What brought on my last post was me reading through “The Great Theft: Wrestling Islam from the Extremists” by Khaled Abou El Fadl. I recommend it to anyone who wishes to understand the vast differences between the “puritans” (his word) and moderates of Islam. It’s not extremely technical, but it packs a pretty good punch of information.

According to El Fadl, the “puritans” imagine that simply implementing the “law of God”, all of the attributes of God such as mercy, compassion, and forgiveness are compacted within that code of laws. Thus, there is no reason to ponder what forgiveness, mercy, and compassion may mean because it is all in there like a box-set. What this also implies is that any law, no matter how harsh, is “merciful” and “compassionate” because of its built-in nature with the code of divine laws that are viewed to personify all of God’s will on earth. This means, for example, that if someone were to be stoned to death or have their hands amputated, it is wrong to think of that as unmerciful or unforgiving because God’s law is inherently “merciful” and “compassionate” no matter what. It is only us humans who can’t fathom it.
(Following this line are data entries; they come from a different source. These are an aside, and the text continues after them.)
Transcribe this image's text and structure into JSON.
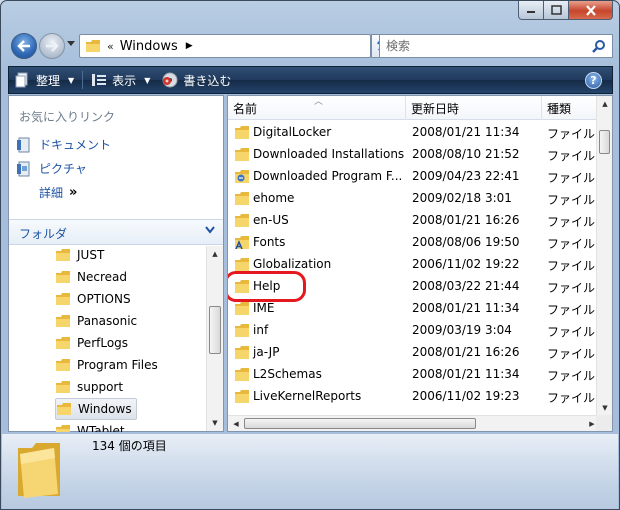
{
  "window": {
    "colors": {
      "toolbar": "#203a5c",
      "link": "#1c52a4",
      "highlight": "#e3191f",
      "folder": "#f0c95a"
    }
  },
  "address": {
    "chevron": "«",
    "crumb": "Windows",
    "search_placeholder": "検索"
  },
  "toolbar": {
    "organize_label": "整理",
    "views_label": "表示",
    "burn_label": "書き込む"
  },
  "favorites": {
    "header": "お気に入りリンク",
    "items": [
      {
        "label": "ドキュメント",
        "icon": "documents-icon"
      },
      {
        "label": "ピクチャ",
        "icon": "pictures-icon"
      }
    ],
    "more_label": "詳細",
    "more_arrow": "»"
  },
  "folders": {
    "header": "フォルダ",
    "items": [
      {
        "label": "JUST"
      },
      {
        "label": "Necread"
      },
      {
        "label": "OPTIONS"
      },
      {
        "label": "Panasonic"
      },
      {
        "label": "PerfLogs"
      },
      {
        "label": "Program Files"
      },
      {
        "label": "support"
      },
      {
        "label": "Windows",
        "selected": true
      },
      {
        "label": "WTablet"
      }
    ]
  },
  "columns": {
    "name": "名前",
    "modified": "更新日時",
    "type": "種類"
  },
  "files": [
    {
      "name": "DigitalLocker",
      "date": "2008/01/21 11:34",
      "type": "ファイル",
      "icon": "folder-icon"
    },
    {
      "name": "Downloaded Installations",
      "date": "2008/08/10 21:52",
      "type": "ファイル",
      "icon": "folder-icon"
    },
    {
      "name": "Downloaded Program F...",
      "date": "2009/04/23 22:41",
      "type": "ファイル",
      "icon": "special-folder-icon"
    },
    {
      "name": "ehome",
      "date": "2009/02/18 3:01",
      "type": "ファイル",
      "icon": "folder-icon"
    },
    {
      "name": "en-US",
      "date": "2008/01/21 16:26",
      "type": "ファイル",
      "icon": "folder-icon"
    },
    {
      "name": "Fonts",
      "date": "2008/08/06 19:50",
      "type": "ファイル",
      "icon": "fonts-folder-icon"
    },
    {
      "name": "Globalization",
      "date": "2006/11/02 19:22",
      "type": "ファイル",
      "icon": "folder-icon"
    },
    {
      "name": "Help",
      "date": "2008/03/22 21:44",
      "type": "ファイル",
      "icon": "folder-icon",
      "highlighted": true
    },
    {
      "name": "IME",
      "date": "2008/01/21 11:34",
      "type": "ファイル",
      "icon": "folder-icon"
    },
    {
      "name": "inf",
      "date": "2009/03/19 3:04",
      "type": "ファイル",
      "icon": "folder-icon"
    },
    {
      "name": "ja-JP",
      "date": "2008/01/21 16:26",
      "type": "ファイル",
      "icon": "folder-icon"
    },
    {
      "name": "L2Schemas",
      "date": "2008/01/21 11:34",
      "type": "ファイル",
      "icon": "folder-icon"
    },
    {
      "name": "LiveKernelReports",
      "date": "2006/11/02 19:23",
      "type": "ファイル",
      "icon": "folder-icon"
    }
  ],
  "details": {
    "count_text": "134 個の項目"
  }
}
As I was reading this, I became very concerned with such an attitude. It encourages the desensitizing of emotions and feelings, and also encourages the implementation of law in such a detached manner that even amputating a person’s hand or stoning them to death should not produce any feeling of sadness, but instead should be viewed as the very essence of mercy, compassion, and forgiveness because all of the attributes of God are built-in the law.  The puritans, El Fadl writes, also believe in the ahistorical implementation of “Islamic law”, irrespective of circumstance, context, culture, etc. In their eyes, God’s law must be implemented no matter if it hurts or helps people. If people are hurt by the law, then that means they don’t really “understand” it. But once they understand it, they will know that it was good for them.